En1942, dans sa nouvelle Cercle Vicieux, l'auteur de science-fiction Isaac Asimov formulait les trois lois de la robotique auxquelles les robots qui peuplaient son œuvre romanesque devaient se soumettre : :
1 - Un robot ne peut porter atteinte à un être humain ni, restant passif, laisser cet être humain exposé au danger ;
2 - Un robot doit obéir aux ordres donnés par les êtres humains, sauf si de tels ordres entrent en contradiction avec la première loi ;
3 - Un robot doit protéger son existence dans la mesure où cette protection n'entre pas en contradiction avec la première ou la deuxième loi.

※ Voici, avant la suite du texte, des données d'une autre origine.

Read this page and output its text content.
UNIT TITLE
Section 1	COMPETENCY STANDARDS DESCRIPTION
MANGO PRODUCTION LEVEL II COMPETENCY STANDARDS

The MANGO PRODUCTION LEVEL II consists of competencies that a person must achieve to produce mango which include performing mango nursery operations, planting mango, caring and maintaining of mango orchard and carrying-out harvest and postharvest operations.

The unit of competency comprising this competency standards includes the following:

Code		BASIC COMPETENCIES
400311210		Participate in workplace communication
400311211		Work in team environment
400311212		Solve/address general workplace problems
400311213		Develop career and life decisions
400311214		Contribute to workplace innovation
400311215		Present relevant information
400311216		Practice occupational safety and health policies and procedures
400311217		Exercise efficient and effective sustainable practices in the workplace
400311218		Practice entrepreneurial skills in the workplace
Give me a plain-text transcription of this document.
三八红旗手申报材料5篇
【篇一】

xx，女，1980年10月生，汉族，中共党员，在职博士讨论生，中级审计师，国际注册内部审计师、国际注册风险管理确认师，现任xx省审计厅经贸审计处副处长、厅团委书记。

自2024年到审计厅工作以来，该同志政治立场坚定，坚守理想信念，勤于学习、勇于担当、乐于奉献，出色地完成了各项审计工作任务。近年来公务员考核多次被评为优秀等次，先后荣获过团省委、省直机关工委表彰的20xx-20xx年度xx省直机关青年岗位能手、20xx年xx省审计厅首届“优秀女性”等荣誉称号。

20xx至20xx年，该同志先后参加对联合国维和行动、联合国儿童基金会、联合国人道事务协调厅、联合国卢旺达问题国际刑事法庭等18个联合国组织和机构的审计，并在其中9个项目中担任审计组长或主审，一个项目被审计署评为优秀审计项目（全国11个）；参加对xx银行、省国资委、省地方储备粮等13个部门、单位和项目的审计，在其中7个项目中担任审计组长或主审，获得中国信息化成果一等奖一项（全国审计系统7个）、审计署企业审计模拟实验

Près d'un siècle plus tard, les robots ne sont plus des machines sorties de l'imagination fertile d'un écrivain, mais une réalité. En 2021, nous sommes entourés par l'intelligence artificielle. Une avancée technologique qui a chamboulé notre quotidien, pour le meilleur. Et le pire ?
La place prise par les robots dans notre époque, des assistants vocaux de notre salon aux blocs opératoires, ne cesse de grandir. En conséquence, elle soulève un large panel de questions éthiques, au-delà de celles abordées par Isaac Asimov au siècle dernier. C'est le sujet de la conférence que tiendra Alexei Grinbaum ce samedi 2 octobre à Bastia, au centre culturel Alb'Oru. Une conférence organisée par a Casa di e scenze.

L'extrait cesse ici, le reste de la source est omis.